Abstract

Although left ventricular hypertrophy (LVH) detected by electrocardiography (ECG-LVH) and echocardiography (echo-LVH) independently predict cardiovascular disease events, it is unclear if ECG-LVH and echo-LVH independently predict atrial fibrillation (AF). This analysis included 4,904 participants (40% male; 85% white) from the Cardiovascular Health Study who were free of baseline AF and major intraventricular conduction delays. ECG-LVH was defined by Minnesota Code Classification from baseline ECG data. Echo-LVH was defined by sex-specific left ventricular mass values >95th sex-specific percentiles. Incident AF events were identified during the annual study ECGs and from hospitalization discharge data. Cox regression was used to compute hazard ratios (HR) and 95% confidence intervals (CI) for the association of ECG-LVH and echo-LVH with incident AF, separately. ECG-LVH was detected in 224 (4.6%) participants and echo-LVH was present in 231 (4.7%) participants. Over a median follow-up of 11.9years, a total of 1,430 AF events were detected.

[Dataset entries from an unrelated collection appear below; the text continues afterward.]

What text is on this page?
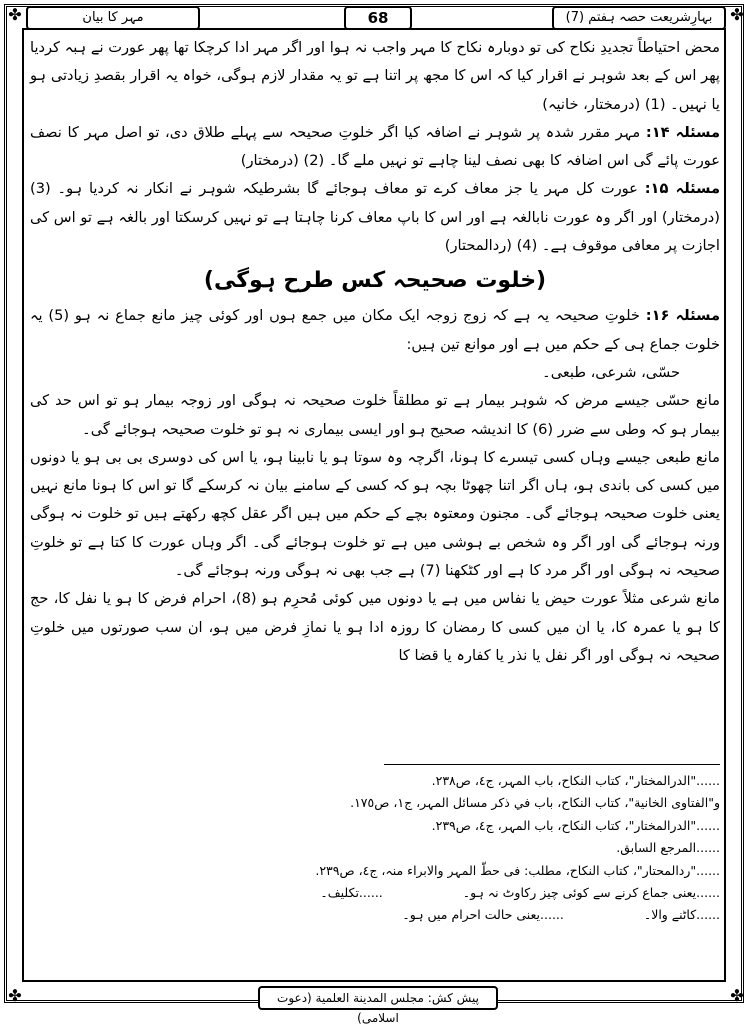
✤	✤
✤	✤
بہارِشریعت حصہ ہفتم (7)
68
مہر کا بیان

محض احتیاطاً تجدیدِ نکاح کی تو دوبارہ نکاح کا مہر واجب نہ ہوا اور اگر مہر ادا کرچکا تھا پھر عورت نے ہبہ کردیا پھر اس کے بعد شوہر نے اقرار کیا کہ اس کا مجھ پر اتنا ہے تو یہ مقدار لازم ہوگی، خواہ یہ اقرار بقصدِ زیادتی ہو یا نہیں۔ (1) (درمختار، خانیہ)

مسئلہ ۱۴: مہر مقرر شدہ پر شوہر نے اضافہ کیا اگر خلوتِ صحیحہ سے پہلے طلاق دی، تو اصل مہر کا نصف عورت پائے گی اس اضافہ کا بھی نصف لینا چاہے تو نہیں ملے گا۔ (2) (درمختار)

مسئلہ ۱۵: عورت کل مہر یا جز معاف کرے تو معاف ہوجائے گا بشرطیکہ شوہر نے انکار نہ کردیا ہو۔ (3) (درمختار) اور اگر وہ عورت نابالغہ ہے اور اس کا باپ معاف کرنا چاہتا ہے تو نہیں کرسکتا اور بالغہ ہے تو اس کی اجازت پر معافی موقوف ہے۔ (4) (ردالمحتار)

(خلوت صحیحہ کس طرح ہوگی)

مسئلہ ۱۶: خلوتِ صحیحہ یہ ہے کہ زوج زوجہ ایک مکان میں جمع ہوں اور کوئی چیز مانع جماع نہ ہو (5) یہ خلوت جماع ہی کے حکم میں ہے اور موانع تین ہیں:

حسّی، شرعی، طبعی۔

مانع حسّی جیسے مرض کہ شوہر بیمار ہے تو مطلقاً خلوت صحیحہ نہ ہوگی اور زوجہ بیمار ہو تو اس حد کی بیمار ہو کہ وطی سے ضرر (6) کا اندیشہ صحیح ہو اور ایسی بیماری نہ ہو تو خلوت صحیحہ ہوجائے گی۔

مانع طبعی جیسے وہاں کسی تیسرے کا ہونا، اگرچہ وہ سوتا ہو یا نابینا ہو، یا اس کی دوسری بی بی ہو یا دونوں میں کسی کی باندی ہو، ہاں اگر اتنا چھوٹا بچہ ہو کہ کسی کے سامنے بیان نہ کرسکے گا تو اس کا ہونا مانع نہیں یعنی خلوت صحیحہ ہوجائے گی۔ مجنون ومعتوہ بچے کے حکم میں ہیں اگر عقل کچھ رکھتے ہیں تو خلوت نہ ہوگی ورنہ ہوجائے گی اور اگر وہ شخص بے ہوشی میں ہے تو خلوت ہوجائے گی۔ اگر وہاں عورت کا کتا ہے تو خلوتِ صحیحہ نہ ہوگی اور اگر مرد کا ہے اور کٹکھنا (7) ہے جب بھی نہ ہوگی ورنہ ہوجائے گی۔

مانع شرعی مثلاً عورت حیض یا نفاس میں ہے یا دونوں میں کوئی مُحرِم ہو (8)، احرام فرض کا ہو یا نفل کا، حج کا ہو یا عمرہ کا، یا ان میں کسی کا رمضان کا روزہ ادا ہو یا نمازِ فرض میں ہو، ان سب صورتوں میں خلوتِ صحیحہ نہ ہوگی اور اگر نفل یا نذر یا کفارہ یا قضا کا

......"الدرالمختار"، کتاب النکاح، باب المہر، ج٤، ص٢٣٨.
و"الفتاوی الخانیة"، کتاب النکاح، باب في ذکر مسائل المہر، ج١، ص١٧٥.
......"الدرالمختار"، کتاب النکاح، باب المہر، ج٤، ص٢٣٩.
......المرجع السابق.
......"ردالمحتار"، کتاب النکاح، مطلب: فی حطّ المہر والابراء منہ، ج٤، ص٢٣٩.
......یعنی جماع کرنے سے کوئی چیز رکاوٹ نہ ہو۔
......تکلیف۔
......کاٹنے والا۔
......یعنی حالت احرام میں ہو۔
پیش کش: مجلس المدینة العلمیة (دعوت اسلامی)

In a multivariable Cox model adjusted for age, sex, race, education, income, smoking, systolic blood pressure, diabetes, body mass index, total cholesterol, high-density lipoprotein cholesterol, aspirin, antihypertensive medications, and cardiovascular disease, ECG-LVH (HR=1.50; 95% CI=1.18, 1.90) and echo-LVH (HR=1.39; 95% CI=1.09, 1.78) were independently associated with AF. When ECG-LVH (HR=1.47, 95% CI=1.16, 1.87) and echo-LVH (HR=1.36, 1.07, 1.75) were included in the same model, both were predictive of incident AF. The association of ECG-LVH with AF is not dependent on left ventricular mass detected by echocardiography, suggesting that abnormalities in cardiac electrophysiology provide a distinct profile in the prediction of AF.